I put two-and-two together one summer when I saw the lovely Miss Cartland on the back of one of my Aunt Omie’s romance novels. My Aunt Omie was really my great aunt, and I only saw her a few weeks a year during the summer when she’d visit my grandparent’s farm.
I never knew this elegant blonde beauty was the author of the Harlequin romances and the most prolific romance writer of our time.
Barbara Cartland’s books were never laying around the house. My mother couldn’t be bothered with old-fashioned parlor romance. Are you kidding? She went in for the hardcore writers of sleaze — Harold Robbins and Jacqueline Susann come to mind as several of mom’s favorites.
As it turns out, one of my Aunt Omie’s books slipped behind the bed on one of her visits, and she left it behind. The photo on the back of that paperback was stunning. I found it hard to convince myself that Barbara Cartland was not THE queen.
Knowing my auntie would probably never miss the book, I carefully cut the photo from the back of the book and wrote to Miss Cartland at an address I found on the copyright page. I asked her politely to autograph the photo and to write a few words of wisdom on a piece of stationary I sent with it. (As a teenager, I kept the U.S. Postal Service in business by writing to celebrities and asking them what advice they would give to a young man just starting out in life).

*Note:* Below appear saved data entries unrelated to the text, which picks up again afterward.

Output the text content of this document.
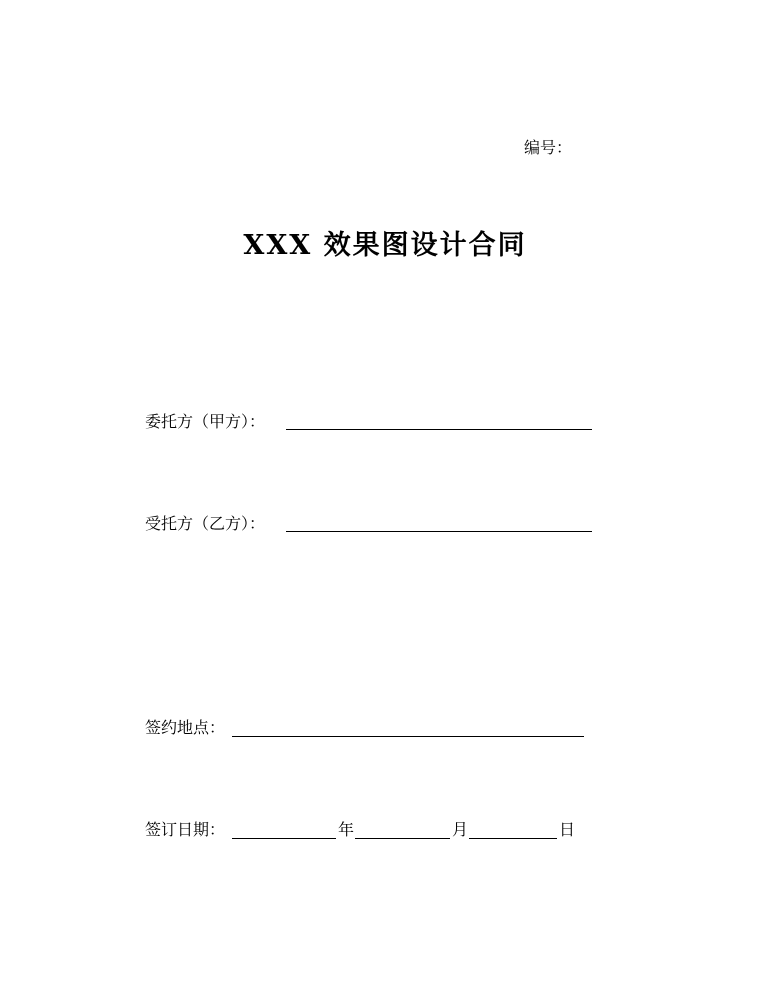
编号：
XXX 效果图设计合同
委托方（甲方）：
受托方（乙方）：
签约地点：
签订日期：	年	月	日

Here’s what came in the mail one morning about a month later.
I looked at her letter for days.
I felt a tug at my heart when I saw her obituary in the paper many years later. She was quite a classy lady.
What became of Aunt Omie’s romance novel that was missing the back cover photo? I have no idea. I am ashamed to say I never read it. I was deep into Looking for Mr. Goodbar!